Having positively chosen to care for her children at home as they were growing up, Sally has had a spasmodic but varied work history since graduating in the distant past. She has worked as a nurse, library assistant, bar person, conference planner, information officer, social work assistant, child minder, life model and gardener. Previous voluntary work has included 5 years as a counsellor with Shropshire Rape Crisis and 10 years on the Management Committee of Whitmore Reans Community Day Nursery. She has also served for a total of 16 years as a school governor in the Wolverhampton primary and secondary sectors. She has always been involved, to varying degrees, in politics including the Labour Party (in more hopeful times!), Bristol Women’s Council, Latin American Solidarity, CND and Miners’ Support Groups. She is currently a paid-up but non-active member of both Amnesty and the Palestinian Support Group and regards her commitment to and work with the Credit Union as political in the most potent sense.
Sally’s passions are her family as widely defined - including her extended family and friends-made-family - gardening alone and peacefully, and history. The qualities she most values in people and thus aspires to are kindness and constancy.
For Louisa, having moved around a lot as a child, something that was always a constant was music. She began violin lessons aged 6, whilst her mother sang in a local choir, and her late father, a percussionist, took her to folk festivals all over the country.
Whilst at university in Norwich, reading English and Film Studies, she got really hooked on playing traditional music, and also became the President of the university's Performing Arts Society and took part in a number of theatre productions.
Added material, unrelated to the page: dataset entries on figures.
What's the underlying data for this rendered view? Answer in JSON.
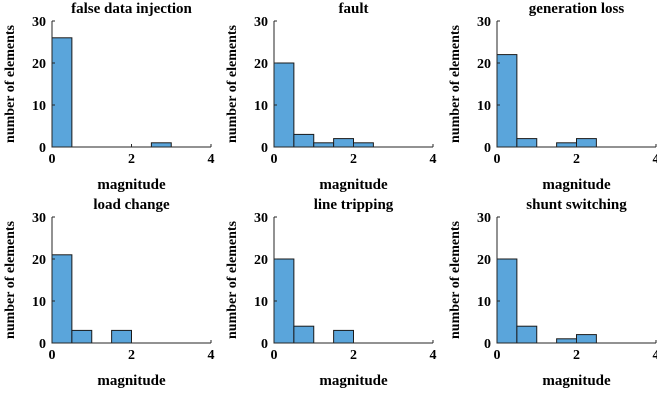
{
  "chart_data": [
    {
      "type": "bar",
      "title": "false data injection",
      "xlabel": "magnitude",
      "ylabel": "number of elements",
      "xlim": [
        0,
        4
      ],
      "ylim": [
        0,
        30
      ],
      "xticks": [
        "0",
        "2",
        "4"
      ],
      "yticks": [
        "0",
        "10",
        "20",
        "30"
      ],
      "bin_width": 0.5,
      "bins": [
        {
          "x": 0.0,
          "count": 26
        },
        {
          "x": 2.5,
          "count": 1
        }
      ]
    },
    {
      "type": "bar",
      "title": "fault",
      "xlabel": "magnitude",
      "ylabel": "number of elements",
      "xlim": [
        0,
        4
      ],
      "ylim": [
        0,
        30
      ],
      "xticks": [
        "0",
        "2",
        "4"
      ],
      "yticks": [
        "0",
        "10",
        "20",
        "30"
      ],
      "bin_width": 0.5,
      "bins": [
        {
          "x": 0.0,
          "count": 20
        },
        {
          "x": 0.5,
          "count": 3
        },
        {
          "x": 1.0,
          "count": 1
        },
        {
          "x": 1.5,
          "count": 2
        },
        {
          "x": 2.0,
          "count": 1
        }
      ]
    },
    {
      "type": "bar",
      "title": "generation loss",
      "xlabel": "magnitude",
      "ylabel": "number of elements",
      "xlim": [
        0,
        4
      ],
      "ylim": [
        0,
        30
      ],
      "xticks": [
        "0",
        "2",
        "4"
      ],
      "yticks": [
        "0",
        "10",
        "20",
        "30"
      ],
      "bin_width": 0.5,
      "bins": [
        {
          "x": 0.0,
          "count": 22
        },
        {
          "x": 0.5,
          "count": 2
        },
        {
          "x": 1.5,
          "count": 1
        },
        {
          "x": 2.0,
          "count": 2
        }
      ]
    },
    {
      "type": "bar",
      "title": "load change",
      "xlabel": "magnitude",
      "ylabel": "number of elements",
      "xlim": [
        0,
        4
      ],
      "ylim": [
        0,
        30
      ],
      "xticks": [
        "0",
        "2",
        "4"
      ],
      "yticks": [
        "0",
        "10",
        "20",
        "30"
      ],
      "bin_width": 0.5,
      "bins": [
        {
          "x": 0.0,
          "count": 21
        },
        {
          "x": 0.5,
          "count": 3
        },
        {
          "x": 1.5,
          "count": 3
        }
      ]
    },
    {
      "type": "bar",
      "title": "line tripping",
      "xlabel": "magnitude",
      "ylabel": "number of elements",
      "xlim": [
        0,
        4
      ],
      "ylim": [
        0,
        30
      ],
      "xticks": [
        "0",
        "2",
        "4"
      ],
      "yticks": [
        "0",
        "10",
        "20",
        "30"
      ],
      "bin_width": 0.5,
      "bins": [
        {
          "x": 0.0,
          "count": 20
        },
        {
          "x": 0.5,
          "count": 4
        },
        {
          "x": 1.5,
          "count": 3
        }
      ]
    },
    {
      "type": "bar",
      "title": "shunt switching",
      "xlabel": "magnitude",
      "ylabel": "number of elements",
      "xlim": [
        0,
        4
      ],
      "ylim": [
        0,
        30
      ],
      "xticks": [
        "0",
        "2",
        "4"
      ],
      "yticks": [
        "0",
        "10",
        "20",
        "30"
      ],
      "bin_width": 0.5,
      "bins": [
        {
          "x": 0.0,
          "count": 20
        },
        {
          "x": 0.5,
          "count": 4
        },
        {
          "x": 1.5,
          "count": 1
        },
        {
          "x": 2.0,
          "count": 2
        }
      ]
    }
  ],
  "colors": {
    "bar_fill": "#5aa5db",
    "bar_stroke": "#1a1a1a",
    "axis": "#262626"
  }
}
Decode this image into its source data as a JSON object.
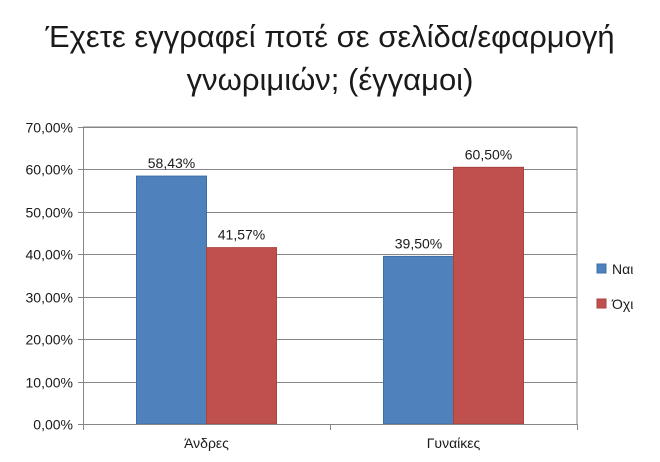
{
  "chart_data": {
    "type": "bar",
    "title_lines": [
      "Έχετε εγγραφεί ποτέ σε σελίδα/εφαρμογή",
      "γνωριμιών; (έγγαμοι)"
    ],
    "categories": [
      "Άνδρες",
      "Γυναίκες"
    ],
    "series": [
      {
        "name": "Ναι",
        "values": [
          58.43,
          39.5
        ],
        "labels": [
          "58,43%",
          "39,50%"
        ],
        "color": "#4f81bd",
        "edge": "#3d6ea6"
      },
      {
        "name": "Όχι",
        "values": [
          41.57,
          60.5
        ],
        "labels": [
          "41,57%",
          "60,50%"
        ],
        "color": "#c0504d",
        "edge": "#a84340"
      }
    ],
    "ylim": [
      0,
      70
    ],
    "yticks": [
      0,
      10,
      20,
      30,
      40,
      50,
      60,
      70
    ],
    "ytick_labels": [
      "0,00%",
      "10,00%",
      "20,00%",
      "30,00%",
      "40,00%",
      "50,00%",
      "60,00%",
      "70,00%"
    ],
    "grid": true,
    "legend_position": "right",
    "gridline_color": "#868686",
    "axis_color": "#868686"
  }
}
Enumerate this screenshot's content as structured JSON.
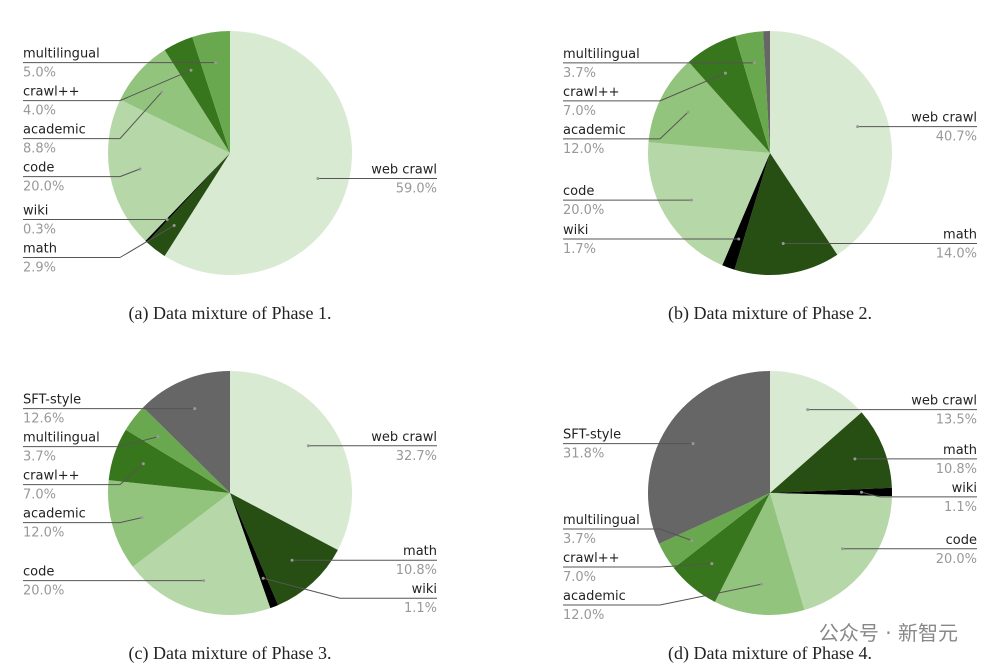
{
  "chart_data": [
    {
      "type": "pie",
      "caption": "(a) Data mixture of Phase 1.",
      "categories": [
        "web crawl",
        "math",
        "wiki",
        "code",
        "academic",
        "crawl++",
        "multilingual"
      ],
      "values": [
        59,
        2.9,
        0.3,
        20,
        8.8,
        4,
        5
      ],
      "value_labels": [
        "59.0%",
        "2.9%",
        "0.3%",
        "20.0%",
        "8.8%",
        "4.0%",
        "5.0%"
      ],
      "colors": [
        "#d9ead3",
        "#274e13",
        "#000000",
        "#b6d7a8",
        "#93c47d",
        "#38761d",
        "#6aa84f"
      ]
    },
    {
      "type": "pie",
      "caption": "(b) Data mixture of Phase 2.",
      "categories": [
        "web crawl",
        "math",
        "wiki",
        "code",
        "academic",
        "crawl++",
        "multilingual",
        null
      ],
      "values": [
        40.7,
        14,
        1.7,
        20,
        12,
        7,
        3.7,
        0.9
      ],
      "value_labels": [
        "40.7%",
        "14.0%",
        "1.7%",
        "20.0%",
        "12.0%",
        "7.0%",
        "3.7%",
        null
      ],
      "colors": [
        "#d9ead3",
        "#274e13",
        "#000000",
        "#b6d7a8",
        "#93c47d",
        "#38761d",
        "#6aa84f",
        "#666666"
      ]
    },
    {
      "type": "pie",
      "caption": "(c) Data mixture of Phase 3.",
      "categories": [
        "web crawl",
        "math",
        "wiki",
        "code",
        "academic",
        "crawl++",
        "multilingual",
        "SFT-style"
      ],
      "values": [
        32.7,
        10.8,
        1.1,
        20,
        12,
        7,
        3.7,
        12.6
      ],
      "value_labels": [
        "32.7%",
        "10.8%",
        "1.1%",
        "20.0%",
        "12.0%",
        "7.0%",
        "3.7%",
        "12.6%"
      ],
      "colors": [
        "#d9ead3",
        "#274e13",
        "#000000",
        "#b6d7a8",
        "#93c47d",
        "#38761d",
        "#6aa84f",
        "#666666"
      ]
    },
    {
      "type": "pie",
      "caption": "(d) Data mixture of Phase 4.",
      "categories": [
        "web crawl",
        "math",
        "wiki",
        "code",
        "academic",
        "crawl++",
        "multilingual",
        "SFT-style"
      ],
      "values": [
        13.5,
        10.8,
        1.1,
        20,
        12,
        7,
        3.7,
        31.8
      ],
      "value_labels": [
        "13.5%",
        "10.8%",
        "1.1%",
        "20.0%",
        "12.0%",
        "7.0%",
        "3.7%",
        "31.8%"
      ],
      "colors": [
        "#d9ead3",
        "#274e13",
        "#000000",
        "#b6d7a8",
        "#93c47d",
        "#38761d",
        "#6aa84f",
        "#666666"
      ]
    }
  ],
  "watermark": "公众号 · 新智元"
}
She discovered that she really enjoyed organising events, and decided to pursue a career in the arts.
Since completing an MA in European Cultural Policy and Administration at the University of Warwick Louisa has worked for Birmingham Rep, artSites Birmingham and mac. She is currently part of the small team planning the reopening of mac. Her main art form interests at work are physical and experimental theatre, work for young people and live literature. These days she sings in a choir, and plays fiddle and sings in two folk bands. She is delighted to be part of Foursight Theatre.
Kate is one of Foursight Theatre's Associate Artists and a founder member of the company. She trained at the University of Exeter and subsequently with Philippe Gaulier in London. She was an Artistic Director of Foursight for 11 years and involved as a director on Pink Smoke in the Vatican, Slap!, Shoot The Women First, Boadicea, and The Trout Sisters. She performed in Hitler's Women, Shoot The Women First and Bloody Mary and the Virgin Queen . In her capacity as Education Director of Foursight (1998-2002), Kate created and directed several plays for schools, youth theatres and universities. As an Associate Artist since 2002, Kate has continued to work with the company as a director, a tutor on the Serious Play actor training courses and, during research and development projects, as a devising actor. She most recently worked with the company as dramaturg for Thatcher the Musical!. Kate also works as a freelance artist for other arts organisations and is a senior lecturer in Drama at the University of Wolverhampton, where her teaching focuses on Applied Drama, Theatre of the Oppressed and devising techniques. She is currently working towards a Practice as Research MA at the University of Warwick which asks the question, "What systems are needed to ensure that collective, actor -centric devising processes remain truly democratic?”